You have just built an infinite pipeline that costs almost nothing. This is the same model that powers Unix pipes — small, composable transformers connected end to end.

yield from

When one generator delegates to another, yield from is cleaner than a loop.

def flatten(nested):
    for item in nested:
        if isinstance(item, list):
            yield from flatten(item)
        else:
            yield item

print(list(flatten([1, [2, [3, 4]], 5])))  # [1, 2, 3, 4, 5]

yield from sub is roughly equivalent to for x in sub: yield x, but shorter and slightly faster.

State Between Yields

Local variables in a generator persist across yield points.
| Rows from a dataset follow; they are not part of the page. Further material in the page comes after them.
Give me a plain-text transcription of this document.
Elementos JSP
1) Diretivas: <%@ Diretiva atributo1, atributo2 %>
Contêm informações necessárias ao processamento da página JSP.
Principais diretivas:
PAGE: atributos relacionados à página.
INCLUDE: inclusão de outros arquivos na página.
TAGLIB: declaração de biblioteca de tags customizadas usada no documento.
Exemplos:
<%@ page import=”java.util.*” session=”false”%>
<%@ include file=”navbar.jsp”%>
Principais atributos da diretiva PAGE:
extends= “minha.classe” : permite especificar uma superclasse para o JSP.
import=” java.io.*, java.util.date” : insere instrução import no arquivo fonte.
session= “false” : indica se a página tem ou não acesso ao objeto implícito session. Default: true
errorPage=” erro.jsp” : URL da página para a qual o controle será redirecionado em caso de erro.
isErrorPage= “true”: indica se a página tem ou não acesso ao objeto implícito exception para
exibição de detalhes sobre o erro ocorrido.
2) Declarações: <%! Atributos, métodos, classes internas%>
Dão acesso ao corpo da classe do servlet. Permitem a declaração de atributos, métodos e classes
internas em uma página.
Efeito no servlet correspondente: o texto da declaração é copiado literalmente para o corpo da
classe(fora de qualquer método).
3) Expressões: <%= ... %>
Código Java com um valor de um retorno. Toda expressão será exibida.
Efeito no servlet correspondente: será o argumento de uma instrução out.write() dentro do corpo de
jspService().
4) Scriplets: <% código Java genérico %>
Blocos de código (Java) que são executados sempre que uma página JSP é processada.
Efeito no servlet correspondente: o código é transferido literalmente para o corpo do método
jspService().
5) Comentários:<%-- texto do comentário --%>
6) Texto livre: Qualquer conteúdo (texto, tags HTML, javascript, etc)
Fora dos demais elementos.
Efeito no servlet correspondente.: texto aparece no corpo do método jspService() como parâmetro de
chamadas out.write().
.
That makes generators a natural fit for stateful iteration.

def running_average():
    total = 0
    count = 0
    for value in iter(int, None):
        # never reached — placeholder
        pass

def running_average(values):
    total = 0
    count = 0
    for v in values:
        total += v
        count += 1
        yield total / count

for avg in running_average([10, 20, 30, 40]):
    print(avg)

Each call to next() resumes inside the loop, updates the locals, and pauses again at yield.

When to Use a Generator

Reach for a generator when:

  • The data is large or unbounded.
  • You only need to iterate once.
  • You want to compose transformations cheaply.
  • You are writing producer/consumer code where the consumer controls the pace.

Reach for a list when:

  • You need random access by index.
  • You need to iterate the same data multiple times.
  • The dataset is small and you want a concrete snapshot.

Don’t Confuse Generators with Lists

A common bug: trying to iterate a generator twice.
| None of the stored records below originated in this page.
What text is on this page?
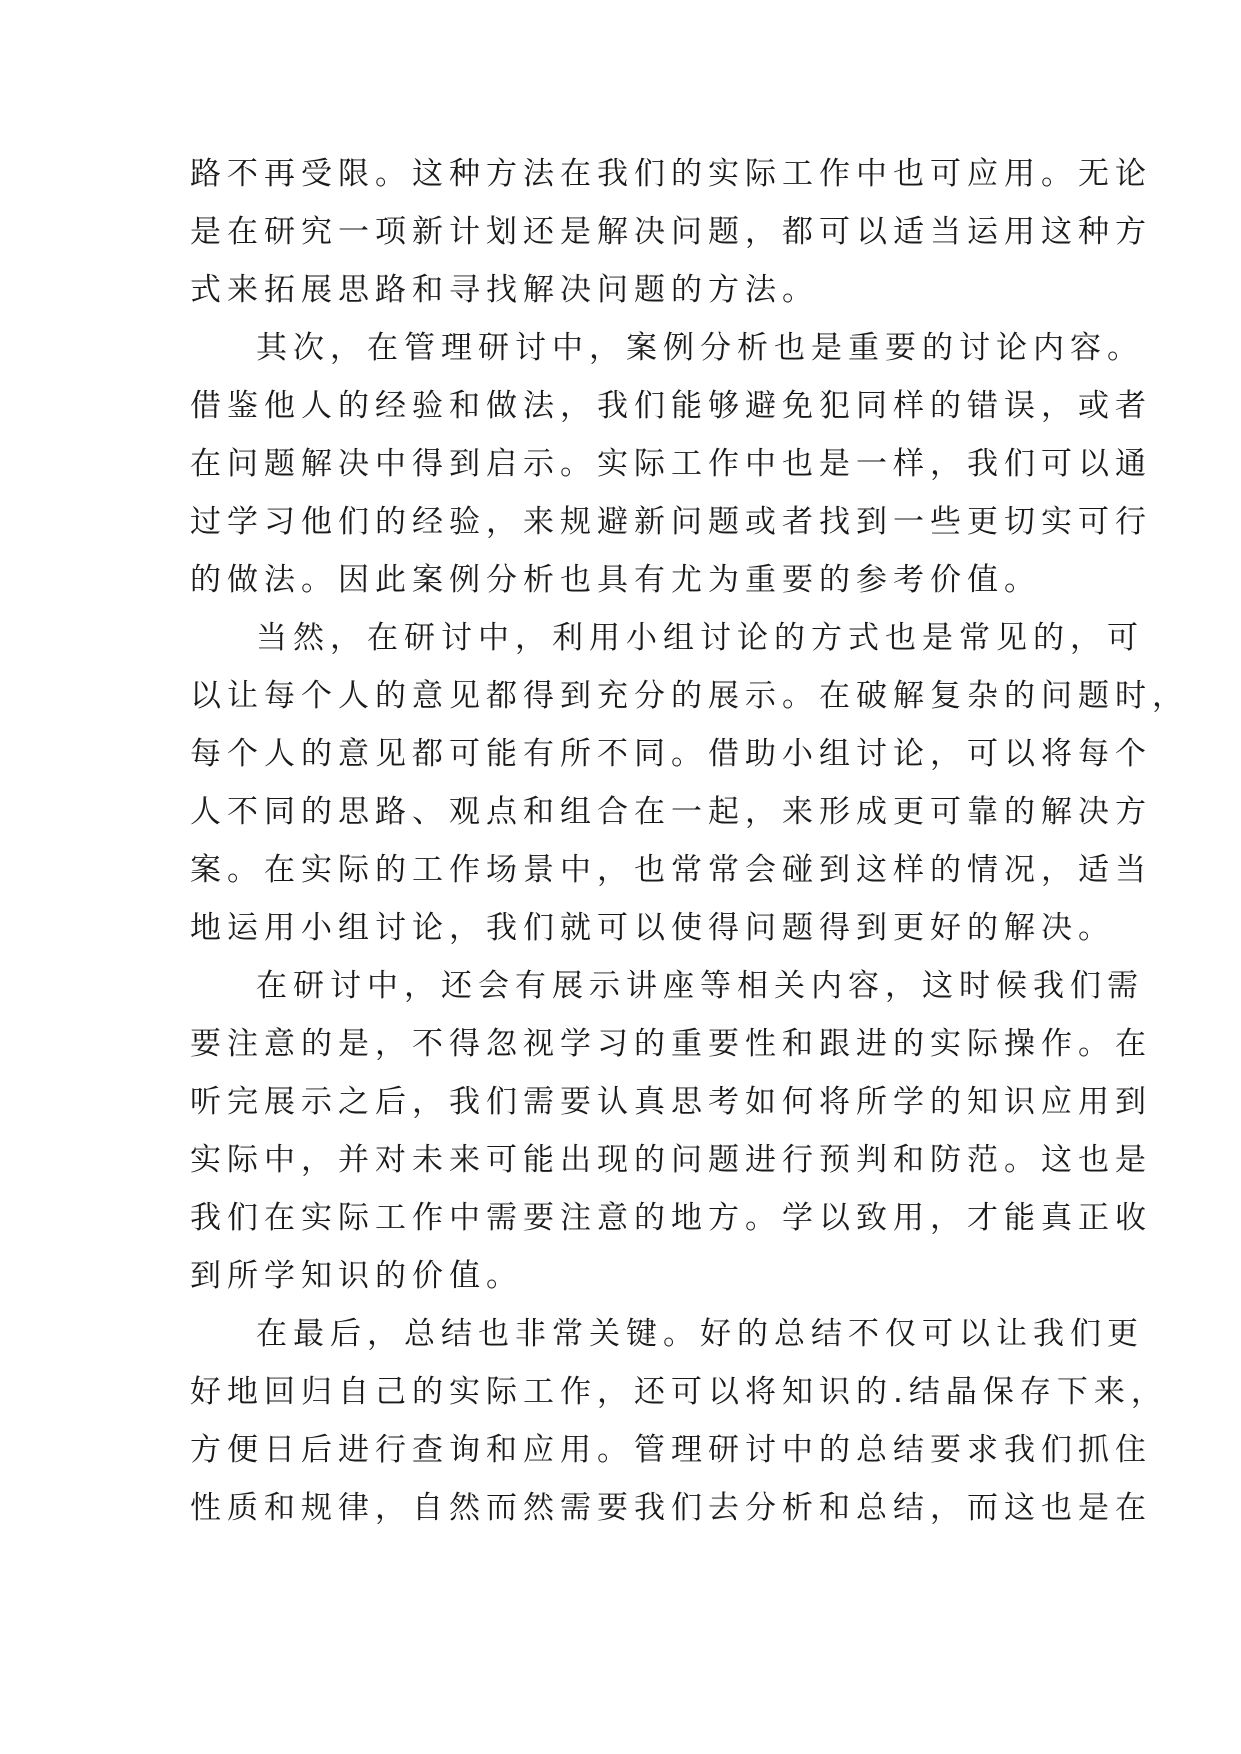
路不再受限。这种方法在我们的实际工作中也可应用。无论
是在研究一项新计划还是解决问题，都可以适当运用这种方
式来拓展思路和寻找解决问题的方法。
其次，在管理研讨中，案例分析也是重要的讨论内容。
借鉴他人的经验和做法，我们能够避免犯同样的错误，或者
在问题解决中得到启示。实际工作中也是一样，我们可以通
过学习他们的经验，来规避新问题或者找到一些更切实可行
的做法。因此案例分析也具有尤为重要的参考价值。
当然，在研讨中，利用小组讨论的方式也是常见的，可
以让每个人的意见都得到充分的展示。在破解复杂的问题时，
每个人的意见都可能有所不同。借助小组讨论，可以将每个
人不同的思路、观点和组合在一起，来形成更可靠的解决方
案。在实际的工作场景中，也常常会碰到这样的情况，适当
地运用小组讨论，我们就可以使得问题得到更好的解决。
在研讨中，还会有展示讲座等相关内容，这时候我们需
要注意的是，不得忽视学习的重要性和跟进的实际操作。在
听完展示之后，我们需要认真思考如何将所学的知识应用到
实际中，并对未来可能出现的问题进行预判和防范。这也是
我们在实际工作中需要注意的地方。学以致用，才能真正收
到所学知识的价值。
在最后，总结也非常关键。好的总结不仅可以让我们更
好地回归自己的实际工作，还可以将知识的.结晶保存下来，
方便日后进行查询和应用。管理研讨中的总结要求我们抓住
性质和规律，自然而然需要我们去分析和总结，而这也是在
gen = (x * x for x in range(5))
print(list(gen))  # [0, 1, 4, 9, 16]
print(list(gen))  # [] — generator is exhausted

If you need to iterate twice, convert to a list, or build the generator from a function so you can call it again.

Wrapping Up

Generators are how Python handles streams of data without losing its straightforward syntax. Master yield, generator expressions, and yield from, and you can write code that processes terabytes of data with the same shape as the toy examples in this article.